Ciddi ciddi sorguladığım bir konu: bir tarafta pop, hızlıca tüket gitsin, birbirinin ve daha öncesinin ya da diğer büyük piyasa oyuncularının aşağı yukarı tekrarı çizgiromanlar; diğer tarafta da basit dahi olsa anlatacak güzel bir hikayesi olan ya da basit de olsa hikayesini çok güzel aktarabilenler, duygusal yönü kuvvetli olup sıradan insanı anlatanlar; peki neden bu kadar birbirine tezat akımlar hayatımda yer alıyor? Misal, Marvel'in son büyük olayında Eternals, Avengers ve X-Men birbirine girecekti (artık Avengers vs. X-Men ya da X-Men vs. Inhumans gibi sadece iki taraflılar okuru kesmemeye başladı herhalde); bu hikaye mi yoksa ölüme giden genç sayılabilecek bir insanın hayatındaki keskin dönüşü anlatırken sanatçının hepimize getirdiği eleştiriyle defalarca durup düşünmeme neden olan İki Yaşam mı? Pek de iz bırakmayacak bir süper kahraman hikayesi mi yoksa İki Yaşam'ın finalinde yaşattığı duygu yoğunluğu mu? Bir taraf bu kadar kofken, diğer anlatı insanı alıp götürüyor; çizgiromanın neden bir sanat dalı olduğunu yeniden okura hatırlatıyor.

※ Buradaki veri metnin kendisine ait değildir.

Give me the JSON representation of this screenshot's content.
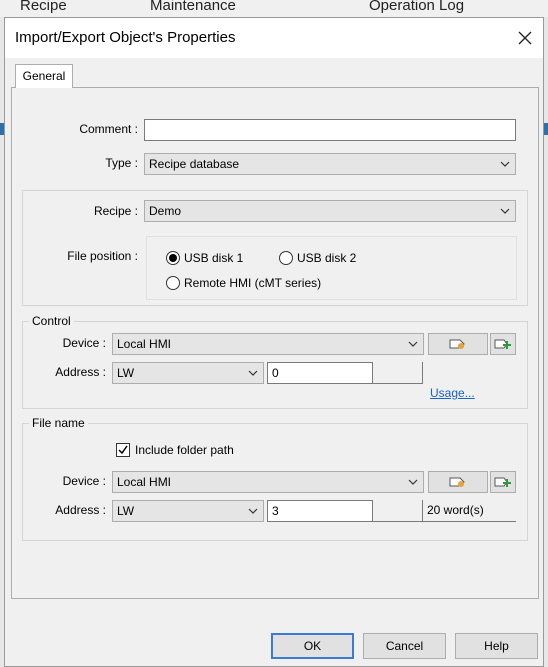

Bir taraf bu kadar ağır basarken neden hakkında bunca olumsuz düşünmeme rağmen diğer tarafı hayatımdan çıkaramıyorum? Frankofon bana göre çizgiromanın zirvesidir; İki Yaşam da bu türün kalburüstü bir örneği; kesinlikle okunmalı. Birkaç gün önce bu platformda 'yine hiçbir şey okuyamıyorum' diye dert yanarken harika bir çizgiromanla günüm aydınlandı.

Yayıncılarımızdan birisi Frankofon yayıncılığı için 'direkt batış' demişti bana bir zamanlar; umuyorum bu algıyı okur olarak değiştirebiliriz. Çünkü bu işin membaı o taraflarda.
İlk Biriktirici... Vampir Dişçisi... Huysuz İhtiyar...


gunes21

Pas geçtiğim bir cizgi roman idi , çizgilerine bakıp...
Sn Pizagor un yorumunu  müteakip  sipariş ettim bugün geldi aksam okuması olacak.......

ardarda gelen olumlu yorumlar neticesinde ve nihayetinde Pizagor un
krosesi ile nakavt oldum))))

KenParker

Bu adamın çizimlerini normalde sevmiyorum ama İki Yaşam hikayesiyle her şeyi unutturuyor. Çok iyi be.